Somewhere in Aspen, Constance was probably smiling at the sales clerk, handing over a watch she thought was a gift from her freelance daughter’s secret stash. She was fastening a platinum handcuff around her own wrist, and she didn’t even know it. The trap wasn’t just set; it was welded shut.
I put the phone back in my pocket. The coldness in my chest spread, settling into a hard, diamond-like calm. I wasn’t going home to cry. I had a party to plan. I didn’t browse travel sites for a last-minute economy seat. I opened my encrypted contacts list and dialed a number I hadn’t used since the Kabul extraction logistics project.
“I need the Bombardier Global 7500,” I said the moment the broker answered. “Tarmac in two hours. And send a fleet of black SUVs to the following twenty-five addresses.” Constance had made a fatal error in her “aesthetic purge.” By uninviting everyone who didn’t fit her image of high society, she had alienated the people who actually held the family together.

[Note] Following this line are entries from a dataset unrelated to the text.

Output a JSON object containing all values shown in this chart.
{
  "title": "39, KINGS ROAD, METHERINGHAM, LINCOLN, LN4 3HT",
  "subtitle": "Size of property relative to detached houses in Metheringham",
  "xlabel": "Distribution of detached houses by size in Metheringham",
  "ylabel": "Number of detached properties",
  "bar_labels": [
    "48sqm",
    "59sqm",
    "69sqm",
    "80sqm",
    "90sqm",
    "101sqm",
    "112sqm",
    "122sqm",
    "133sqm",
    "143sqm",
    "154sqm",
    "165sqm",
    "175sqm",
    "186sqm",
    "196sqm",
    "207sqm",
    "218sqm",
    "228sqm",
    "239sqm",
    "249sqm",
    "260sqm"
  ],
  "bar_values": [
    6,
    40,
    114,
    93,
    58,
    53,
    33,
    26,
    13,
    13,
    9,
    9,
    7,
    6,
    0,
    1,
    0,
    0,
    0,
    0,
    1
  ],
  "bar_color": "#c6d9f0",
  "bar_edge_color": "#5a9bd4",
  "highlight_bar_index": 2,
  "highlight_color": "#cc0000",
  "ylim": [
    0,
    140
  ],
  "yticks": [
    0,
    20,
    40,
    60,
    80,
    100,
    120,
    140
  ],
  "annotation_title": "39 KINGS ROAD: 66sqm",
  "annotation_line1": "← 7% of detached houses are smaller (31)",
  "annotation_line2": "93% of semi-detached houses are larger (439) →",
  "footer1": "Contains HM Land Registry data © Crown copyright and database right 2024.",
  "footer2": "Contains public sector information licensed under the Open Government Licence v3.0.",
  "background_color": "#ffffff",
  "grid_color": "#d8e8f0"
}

My Aunt Sarah, who made the best potato salad but wore thrift store coats. Uncle Mike, the mechanic with grease permanently etched under his nails. And Grandma Josephine, the matriarch Constance had shoved into a nursing home for “her own good,” claiming she was too frail to travel.
I sent a single, mass text to the reject list: Mom said there wasn’t enough room for you in Aspen. She lied. A car is outside your house right now. Pack for snow. We aren’t just going to dinner. We’re taking back the holiday.
The SUVs climbed the private access road, tires crunching on heated pavement that melted the snow instantly. We rounded the final bend, and the trees cleared to reveal it. My home. A cantilevered structure of steel and floor-to-ceiling glass hanging over the edge of the mountain, glowing like a lantern in the blue twilight.
“Who… who lives here?” Uncle Mike asked, pressing his face to the window.
“I do,” I said.
Silence filled the car. It wasn’t just a house. It was a statement. It was a fifteen-million-dollar middle finger to every time my mother had called me unambitious.
Inside, the staff I’d hired at triple their holiday rate had the fires roaring. I led Grandma Josephine to the head of the table, seating her in a velvet chair that looked like a throne. “You sit here, Grandma,” I said gently. “No kids’ table tonight.”
She looked at the crystal glasses, the centerpieces of white orchids, and then at me. Her eyes were wet. “Briona, sweetheart, I don’t understand. Your mother said you were struggling.”
“Mom says a lot of things,” I replied, pouring her a glass of sparkling cider. “Tonight, we look at the truth.”